Раули наблюдал, как Венди подхватывает Тару с переднего кресла. Протестующие вопли раздались, уже когда мать и дочь были на полпути к дому.
— Фрэнк Раули, вы арестованы по обвинению в производстве и распространении детской порнографии. Мы конфискуем все компьютеры, камеры, жесткие диски, дискеты и другие носители информации, которые вам принадлежат. Обвинения в растлении малолетних и сексуальном насилии вам предъявят в Коронном суде.
— Не понимаю, о чем вы говорите, — заявил Раули. — Я пальцем не тронул эту девочку.
— Мы сейчас говорим не об этой девочке, — ответила Делорм и защелкнула на нем наручники.
51
Кардинал выжидал, прислушиваясь. Старые дома часто скрипят; ничего особенного. Белл мог уже сбежать, взял такси и покатил в аэропорт.

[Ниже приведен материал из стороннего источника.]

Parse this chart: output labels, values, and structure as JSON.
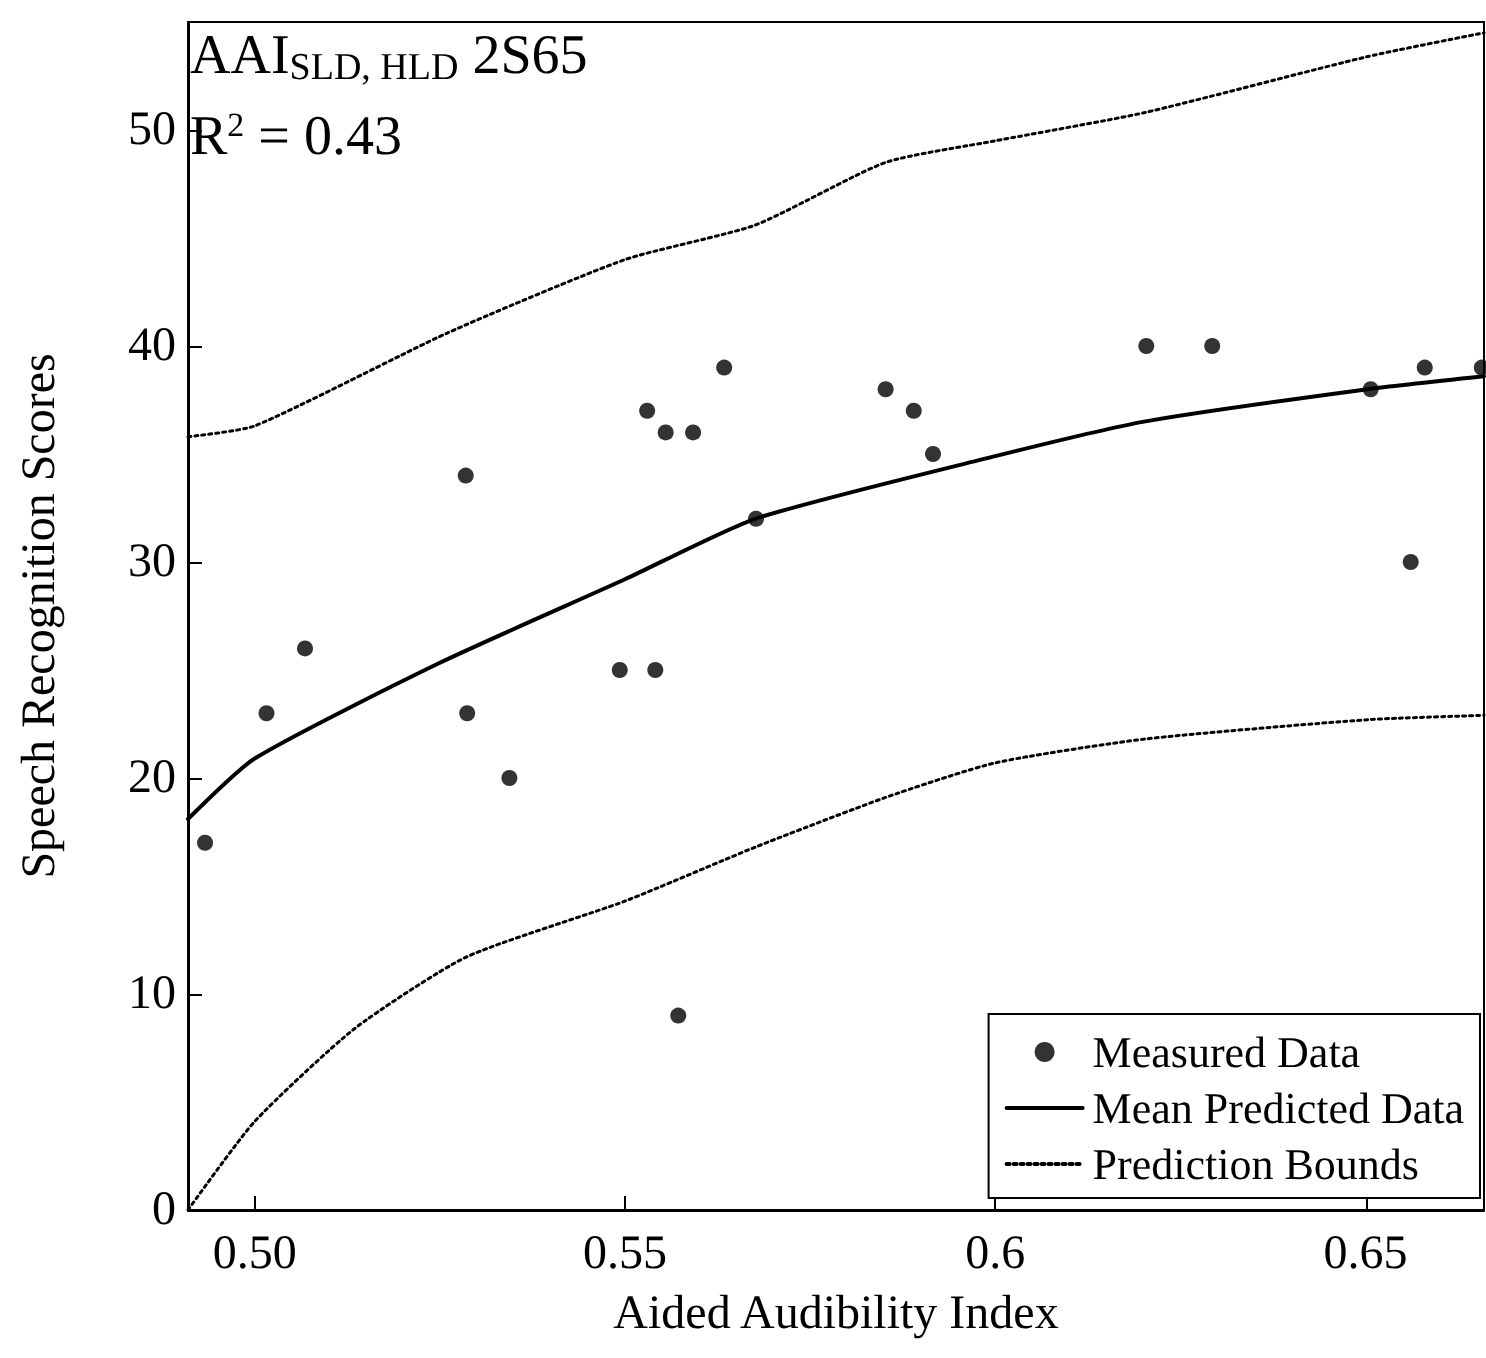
{
  "chart_data": {
    "type": "scatter",
    "xlabel": "Aided Audibility Index",
    "ylabel": "Speech Recognition Scores",
    "annotations": [
      "AAI$_{SLD, HLD}$ 2S65",
      "R$^{2}$ = 0.43"
    ],
    "xlim": [
      0.491,
      0.666
    ],
    "xticks": [
      {
        "value": 0.5,
        "label": "0.50"
      },
      0.55,
      0.6,
      0.65
    ],
    "ylim": [
      0,
      55
    ],
    "yticks": [
      0,
      10,
      20,
      30,
      40,
      50
    ],
    "grid": false,
    "legend": "bottom right",
    "series": [
      {
        "name": "Measured Data",
        "type": "scatter",
        "marker": "circle",
        "color": "#000000",
        "x": [
          0.4933,
          0.5016,
          0.5068,
          0.5285,
          0.5287,
          0.5344,
          0.5493,
          0.5541,
          0.553,
          0.5555,
          0.5592,
          0.5634,
          0.5677,
          0.5572,
          0.5852,
          0.589,
          0.5916,
          0.6204,
          0.6293,
          0.6507,
          0.6561,
          0.658,
          0.6657
        ],
        "values": [
          17,
          23,
          26,
          34,
          23,
          20,
          25,
          25,
          37,
          36,
          36,
          39,
          32,
          9,
          38,
          37,
          35,
          40,
          40,
          38,
          30,
          39,
          39
        ]
      },
      {
        "name": "Mean Predicted Data",
        "type": "line",
        "marker": "none",
        "line_style": "solid",
        "color": "#000000",
        "x": [
          0.491,
          0.5,
          0.5248,
          0.55,
          0.5676,
          0.6,
          0.6201,
          0.6503,
          0.666
        ],
        "values": [
          18.1,
          20.9,
          25.3,
          29.2,
          32,
          34.9,
          36.5,
          38,
          38.6
        ]
      },
      {
        "name": "Prediction Bounds",
        "type": "line",
        "marker": "none",
        "line_style": "dotted",
        "color": "#000000",
        "x": [
          0.491,
          0.5,
          0.526,
          0.55,
          0.5676,
          0.5852,
          0.6,
          0.6201,
          0.6503,
          0.666
        ],
        "values": [
          35.8,
          36.3,
          40.6,
          44,
          45.6,
          48.5,
          49.5,
          50.8,
          53.4,
          54.5
        ]
      },
      {
        "type": "line",
        "marker": "none",
        "line_style": "dotted",
        "color": "#000000",
        "x": [
          0.491,
          0.5,
          0.5135,
          0.5285,
          0.55,
          0.5676,
          0.5852,
          0.6,
          0.6201,
          0.6503,
          0.666
        ],
        "values": [
          0,
          4.1,
          8.4,
          11.7,
          14.3,
          16.8,
          19.1,
          20.7,
          21.8,
          22.7,
          22.9
        ]
      }
    ]
  }
}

Кто-то явно опустил ногу на пол.
В три безмолвных шага он пересек коридор и открыл последнюю оставшуюся дверь. Лестничный полупролет выводил на площадку. Снова ступая на края ступенек, он двинулся на третий этаж. За площадкой ничего не было видно. Добравшись до нее, он сделал глубокий вдох и повернул на следующий лестничный марш, подняв «беретту» вверх.
— Я так и думал, что это вы, — произнес Белл.
Доктор сидел на верхней ступеньке, в руке у него был автоматический пистолет — «люгер», если Кардинал не ошибся, — и пистолет этот был наставлен прямо в грудь Кардиналу.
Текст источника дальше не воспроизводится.